In an understated post today to the Google Lat Long blog, a major new wrinkle in online mapping was announced. Google Maps can now be edited by anyone. Once signed in with your Google Account, you can change the details or location of any listing on Google Maps, or delete a location's listing altogether.

Recent edits, which you can view through a strange interface here are going to be a nightmare.

How will the validity of edits be monitored? I have no idea and the project's FAQ page is a 404, as is the page for business owners. Sure enough, though, I tested the feature and it is live. There is at least some kind of filtering going on - I wasn't allowed to change my local Republican Party office's website to ("may be inappropriate") Hmph!

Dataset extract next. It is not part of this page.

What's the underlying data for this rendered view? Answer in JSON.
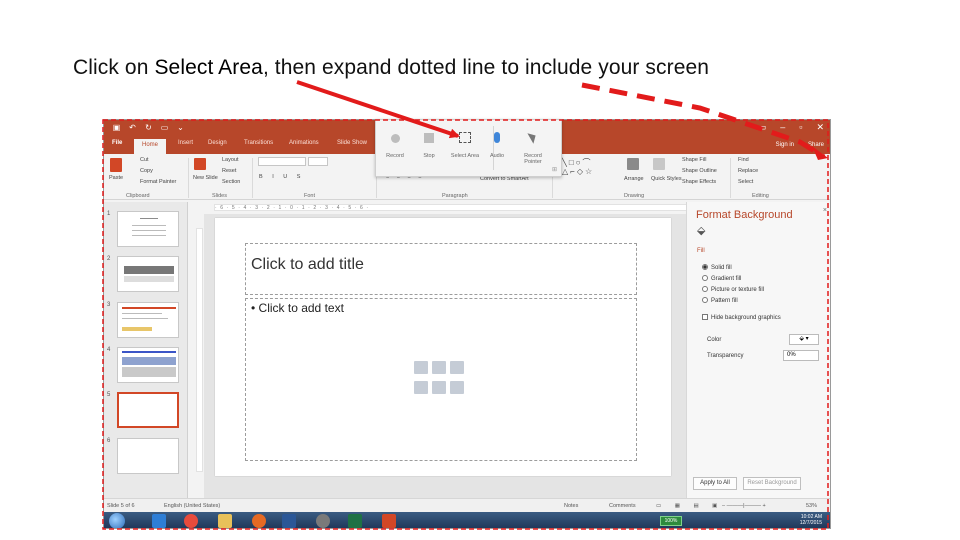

What fun is that?

Hopefully goofing around with the most important map in the world won't imperil your (ok, my) webmail account, but Google's omniscience may be one important deterrent to vandalism. It's long been unclear how or if users could influence listings and locations on Google Maps. Incorrect information is common. I, for example, have had to live for miles further away from a grocery store that Google Maps said was in my neighborhood before I moved to where I live.

Google's "click to call" feature, launched in November 2006, didn't last very long because it was so vulnerable to spoofing. Presumably the company learned from that experience and has a more stable arrangement in place for this major new feature.

This could be very, very big. Will Microsoft's maps follow suit?